Anyone with information is asked to call Oakland police at (510) 238-3728.

California state Sen. Nancy Skinner (D-Berkeley) condemned the destruction of the menorah at Oakland’s Lake Merritt in a statement Wednesday.

“The destruction of the menorah at Lake Merritt and the accompanying hateful graffiti is an outrage and an act of cowardice. The menorah at Lake Merritt is a longstanding symbol and celebration of our East Bay Jewish community. Destroying a symbol of hope and light is a despicable act and is especially hurtful on this sixth day of Hanukkah. I stand against all acts of hate, antisemitism, and bigotry, and applaud Mayor Thao’s request that Oakland’s chief of police investigate this incident as a hate crime.”

JCRC Bay Area CEO Tyler Gregory also released a statement about the vandalism.

“The malicious destruction of a public menorah in Lake Merritt, Oakland, accompanied by hateful graffiti, is just the latest example of rampant antisemitism tearing apart the Bay Area. This is devastating to the local Jewish community, which lights Hanukkah menorahs as a public celebration of this holiday commemorating Jewish survival. There’s no room for debate; this vicious act unequivocally deserves condemnation. Jews in this country should not have to live in fear.”

Oakland has been a flash point for controversy regarding the Israel-Hamas conflict ever since the Oct. 7 attack on Israel. Last week, an Oakland coffee shop became the center of controversy after video of the confrontation with the customer was widely shared on social media.

According to the statement issued by a group of former and current baristas at Farley’s East where the confrontation took place, six workers are no longer working at the location

Three of the workers involved in the confrontation were fired and an additional three employees quit following the incident, the statement said.
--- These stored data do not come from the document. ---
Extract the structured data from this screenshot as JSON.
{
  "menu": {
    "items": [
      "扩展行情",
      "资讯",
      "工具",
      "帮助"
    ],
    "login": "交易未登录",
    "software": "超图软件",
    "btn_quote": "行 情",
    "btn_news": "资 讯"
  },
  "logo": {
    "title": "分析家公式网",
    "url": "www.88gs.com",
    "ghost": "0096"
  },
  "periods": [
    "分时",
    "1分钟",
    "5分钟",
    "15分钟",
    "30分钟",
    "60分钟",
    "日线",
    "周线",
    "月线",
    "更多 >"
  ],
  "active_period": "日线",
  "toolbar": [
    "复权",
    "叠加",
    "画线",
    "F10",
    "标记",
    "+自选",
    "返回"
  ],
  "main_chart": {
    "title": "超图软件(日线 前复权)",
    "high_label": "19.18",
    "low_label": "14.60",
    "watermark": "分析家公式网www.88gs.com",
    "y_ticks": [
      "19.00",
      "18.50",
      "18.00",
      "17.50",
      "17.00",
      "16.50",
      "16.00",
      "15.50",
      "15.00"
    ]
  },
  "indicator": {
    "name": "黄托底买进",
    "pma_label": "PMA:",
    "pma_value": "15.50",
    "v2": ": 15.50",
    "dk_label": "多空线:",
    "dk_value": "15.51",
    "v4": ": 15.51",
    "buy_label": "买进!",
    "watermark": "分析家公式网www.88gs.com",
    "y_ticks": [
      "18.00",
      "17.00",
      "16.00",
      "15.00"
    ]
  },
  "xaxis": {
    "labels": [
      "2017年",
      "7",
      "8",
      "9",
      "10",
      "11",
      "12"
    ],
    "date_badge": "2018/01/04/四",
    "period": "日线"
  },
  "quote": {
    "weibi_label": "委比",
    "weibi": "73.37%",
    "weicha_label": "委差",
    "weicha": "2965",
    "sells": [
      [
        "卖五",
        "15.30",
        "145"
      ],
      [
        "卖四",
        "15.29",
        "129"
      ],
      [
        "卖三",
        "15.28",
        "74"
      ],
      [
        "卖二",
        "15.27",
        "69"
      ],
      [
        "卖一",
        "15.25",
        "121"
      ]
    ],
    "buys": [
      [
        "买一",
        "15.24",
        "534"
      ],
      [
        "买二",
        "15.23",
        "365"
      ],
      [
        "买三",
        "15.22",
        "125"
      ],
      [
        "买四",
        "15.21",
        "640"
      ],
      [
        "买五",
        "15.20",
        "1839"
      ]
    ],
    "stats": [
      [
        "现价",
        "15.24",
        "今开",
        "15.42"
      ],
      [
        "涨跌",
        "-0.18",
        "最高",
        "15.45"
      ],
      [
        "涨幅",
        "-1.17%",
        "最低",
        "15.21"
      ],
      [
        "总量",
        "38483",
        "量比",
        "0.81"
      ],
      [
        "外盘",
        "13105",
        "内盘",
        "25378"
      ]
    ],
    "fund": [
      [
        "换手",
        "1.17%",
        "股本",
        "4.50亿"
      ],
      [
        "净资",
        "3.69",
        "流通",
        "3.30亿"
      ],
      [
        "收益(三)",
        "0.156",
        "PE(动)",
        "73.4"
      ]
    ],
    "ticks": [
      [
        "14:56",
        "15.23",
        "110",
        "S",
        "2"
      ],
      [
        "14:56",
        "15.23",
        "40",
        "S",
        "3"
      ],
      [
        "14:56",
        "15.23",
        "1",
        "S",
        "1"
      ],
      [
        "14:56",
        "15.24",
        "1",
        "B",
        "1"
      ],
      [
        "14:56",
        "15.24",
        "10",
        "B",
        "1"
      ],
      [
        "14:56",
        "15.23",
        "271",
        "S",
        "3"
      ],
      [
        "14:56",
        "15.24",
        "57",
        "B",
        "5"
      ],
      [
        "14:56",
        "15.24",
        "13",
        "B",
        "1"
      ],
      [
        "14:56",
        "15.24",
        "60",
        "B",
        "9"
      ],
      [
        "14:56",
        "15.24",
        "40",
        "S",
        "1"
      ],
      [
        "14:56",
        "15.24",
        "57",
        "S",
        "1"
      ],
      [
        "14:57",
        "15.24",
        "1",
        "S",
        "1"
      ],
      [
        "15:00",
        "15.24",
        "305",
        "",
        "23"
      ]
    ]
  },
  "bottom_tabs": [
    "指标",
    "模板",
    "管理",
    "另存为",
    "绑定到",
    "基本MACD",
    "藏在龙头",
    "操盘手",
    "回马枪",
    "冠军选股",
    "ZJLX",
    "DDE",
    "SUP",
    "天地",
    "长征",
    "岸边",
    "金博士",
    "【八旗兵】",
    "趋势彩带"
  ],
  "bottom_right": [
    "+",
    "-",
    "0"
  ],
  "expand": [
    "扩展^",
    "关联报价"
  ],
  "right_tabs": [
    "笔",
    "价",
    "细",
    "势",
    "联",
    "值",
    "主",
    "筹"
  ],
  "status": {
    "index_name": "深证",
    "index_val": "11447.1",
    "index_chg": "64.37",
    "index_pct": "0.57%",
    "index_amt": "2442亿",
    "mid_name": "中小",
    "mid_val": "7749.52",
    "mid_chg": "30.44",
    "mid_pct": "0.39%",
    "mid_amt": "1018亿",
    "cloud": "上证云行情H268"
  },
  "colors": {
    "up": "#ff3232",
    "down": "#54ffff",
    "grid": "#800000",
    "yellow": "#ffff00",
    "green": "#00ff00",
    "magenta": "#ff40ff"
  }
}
It also attributed the firings and subsequent resignations to “the unwillingness and refusal of both Farley’s East owners’ (Chris and Amy Hillyard) to protect their longtime staff after a right wing doxxing campaign targeted our fellow coworkers with violence and hatred.”

ALSO READ: Some Oakland Unified parents voice concerns ahead of pro-Palestinian “teach-in”

There has also been outrage over last week’s teach-in held by some members of the Oakland Educators Association that focused on Palestinian resistance and liberation. The material is not affiliated with the school district and the superintendent said in a letter to parents this week that the teach-in was not authorized by OUSD. The lessons do not align with the guidance and materials previously provided by the chief academic officer, the superintendent added.   

Late last month, the Oakland City Council passed a resolution calling for a permanent cease-fire in Gaza after hours of fiery public comment. 

But unlike Richmond’s inflammatory resolution in October that pointed the finger at Israel, accusing it of an “ethnic cleansing campaign,” Oakland’s statement recognizes the losses on both sides without really taking a side.